Cosa sono le graduatorie GPS (Graduatorie Provinciali per le Supplenze) e come funzionano?

Le GPS, ossia le Graduatorie Provinciali per le Supplenze, sono elenchi provinciali utilizzati per il conferimento degli incarichi a tempo determinato al personale docente ed educativo nelle scuole statali.

La loro funzione è quella di consentire la copertura dei posti vacanti o disponibili quando non sia possibile provvedere con personale di ruolo o mediante altri canali ordinari di reclutamento.
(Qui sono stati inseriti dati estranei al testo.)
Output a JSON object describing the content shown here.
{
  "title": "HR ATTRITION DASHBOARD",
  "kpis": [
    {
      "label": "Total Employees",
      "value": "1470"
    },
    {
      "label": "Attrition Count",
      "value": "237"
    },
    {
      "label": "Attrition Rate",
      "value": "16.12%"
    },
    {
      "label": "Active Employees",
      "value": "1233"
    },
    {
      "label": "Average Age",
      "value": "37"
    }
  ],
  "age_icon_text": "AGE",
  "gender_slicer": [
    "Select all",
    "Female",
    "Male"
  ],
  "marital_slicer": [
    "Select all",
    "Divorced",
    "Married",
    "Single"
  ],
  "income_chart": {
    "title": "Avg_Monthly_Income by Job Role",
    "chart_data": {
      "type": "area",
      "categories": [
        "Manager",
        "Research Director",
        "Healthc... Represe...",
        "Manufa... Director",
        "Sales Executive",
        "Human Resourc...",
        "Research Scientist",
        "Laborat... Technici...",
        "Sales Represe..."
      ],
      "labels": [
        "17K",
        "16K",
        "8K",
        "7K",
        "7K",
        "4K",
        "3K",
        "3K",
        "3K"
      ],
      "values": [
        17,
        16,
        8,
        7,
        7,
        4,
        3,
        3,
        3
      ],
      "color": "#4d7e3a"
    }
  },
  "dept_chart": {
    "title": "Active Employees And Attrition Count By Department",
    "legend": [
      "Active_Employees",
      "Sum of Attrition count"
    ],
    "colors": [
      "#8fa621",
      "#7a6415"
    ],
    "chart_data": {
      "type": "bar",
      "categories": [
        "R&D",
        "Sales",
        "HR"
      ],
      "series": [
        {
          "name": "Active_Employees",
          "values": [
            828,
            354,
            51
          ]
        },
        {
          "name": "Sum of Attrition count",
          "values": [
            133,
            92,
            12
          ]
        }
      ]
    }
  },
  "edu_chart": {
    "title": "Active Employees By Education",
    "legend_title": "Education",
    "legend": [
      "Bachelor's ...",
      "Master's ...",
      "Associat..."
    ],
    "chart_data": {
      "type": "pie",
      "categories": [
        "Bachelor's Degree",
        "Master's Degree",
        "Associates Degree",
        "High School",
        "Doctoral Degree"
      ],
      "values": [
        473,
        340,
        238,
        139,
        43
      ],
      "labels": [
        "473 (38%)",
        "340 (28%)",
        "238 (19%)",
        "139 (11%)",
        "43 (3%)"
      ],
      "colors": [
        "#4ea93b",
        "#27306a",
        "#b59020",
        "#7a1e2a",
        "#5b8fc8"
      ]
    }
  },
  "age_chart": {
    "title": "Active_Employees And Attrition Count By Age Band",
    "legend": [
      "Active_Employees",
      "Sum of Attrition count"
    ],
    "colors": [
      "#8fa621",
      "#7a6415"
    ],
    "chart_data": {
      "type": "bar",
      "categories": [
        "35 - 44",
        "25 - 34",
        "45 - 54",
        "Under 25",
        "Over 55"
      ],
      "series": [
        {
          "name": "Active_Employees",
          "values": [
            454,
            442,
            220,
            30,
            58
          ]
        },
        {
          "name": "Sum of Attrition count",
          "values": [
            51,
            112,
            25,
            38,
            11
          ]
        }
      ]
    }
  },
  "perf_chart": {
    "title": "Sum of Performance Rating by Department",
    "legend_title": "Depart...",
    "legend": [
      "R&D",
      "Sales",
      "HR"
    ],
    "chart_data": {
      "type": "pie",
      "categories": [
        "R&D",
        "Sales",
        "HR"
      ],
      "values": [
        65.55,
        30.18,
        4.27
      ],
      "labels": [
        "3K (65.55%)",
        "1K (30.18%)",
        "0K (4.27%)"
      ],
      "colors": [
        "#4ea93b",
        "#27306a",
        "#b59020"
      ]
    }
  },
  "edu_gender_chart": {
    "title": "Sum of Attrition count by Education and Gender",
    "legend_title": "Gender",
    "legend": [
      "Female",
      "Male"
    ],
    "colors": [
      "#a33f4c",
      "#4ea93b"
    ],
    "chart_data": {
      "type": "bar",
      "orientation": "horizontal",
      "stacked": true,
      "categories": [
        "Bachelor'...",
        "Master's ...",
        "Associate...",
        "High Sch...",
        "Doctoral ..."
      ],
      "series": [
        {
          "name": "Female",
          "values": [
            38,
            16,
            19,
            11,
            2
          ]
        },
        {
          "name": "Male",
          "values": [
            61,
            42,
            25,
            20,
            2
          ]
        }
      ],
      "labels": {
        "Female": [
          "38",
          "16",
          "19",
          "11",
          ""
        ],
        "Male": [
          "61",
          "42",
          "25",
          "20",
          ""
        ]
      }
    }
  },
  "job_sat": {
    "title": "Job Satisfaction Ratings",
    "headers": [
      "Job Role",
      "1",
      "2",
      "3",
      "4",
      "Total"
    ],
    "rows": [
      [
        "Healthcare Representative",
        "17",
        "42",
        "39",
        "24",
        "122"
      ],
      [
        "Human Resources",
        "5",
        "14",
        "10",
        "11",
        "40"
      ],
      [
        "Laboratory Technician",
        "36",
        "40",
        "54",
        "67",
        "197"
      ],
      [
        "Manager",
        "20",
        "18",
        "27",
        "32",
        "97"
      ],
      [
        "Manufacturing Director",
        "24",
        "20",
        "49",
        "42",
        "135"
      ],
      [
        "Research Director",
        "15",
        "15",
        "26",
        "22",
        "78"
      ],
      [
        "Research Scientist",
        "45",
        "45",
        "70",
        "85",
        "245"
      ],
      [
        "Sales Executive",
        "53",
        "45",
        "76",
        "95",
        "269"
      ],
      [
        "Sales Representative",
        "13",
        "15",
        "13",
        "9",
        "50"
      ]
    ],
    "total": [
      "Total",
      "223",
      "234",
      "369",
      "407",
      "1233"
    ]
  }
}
La base normativa va individuata principalmente nell’art. 4 della legge 3 maggio 1999, n. 124, che disciplina le supplenze del personale scolastico, e nell’art. 2, comma 4-ter, del decreto-legge 8 aprile 2020, n. 22, che ha previsto la disciplina delle GPS tramite ordinanza ministeriale.

Per il biennio 2026/2027 e 2027/2028 il riferimento diretto è l’OM n. 27 del 16 febbraio 2026, che regola rinnovo, aggiornamento e funzionamento delle graduatorie provinciali e di istituto.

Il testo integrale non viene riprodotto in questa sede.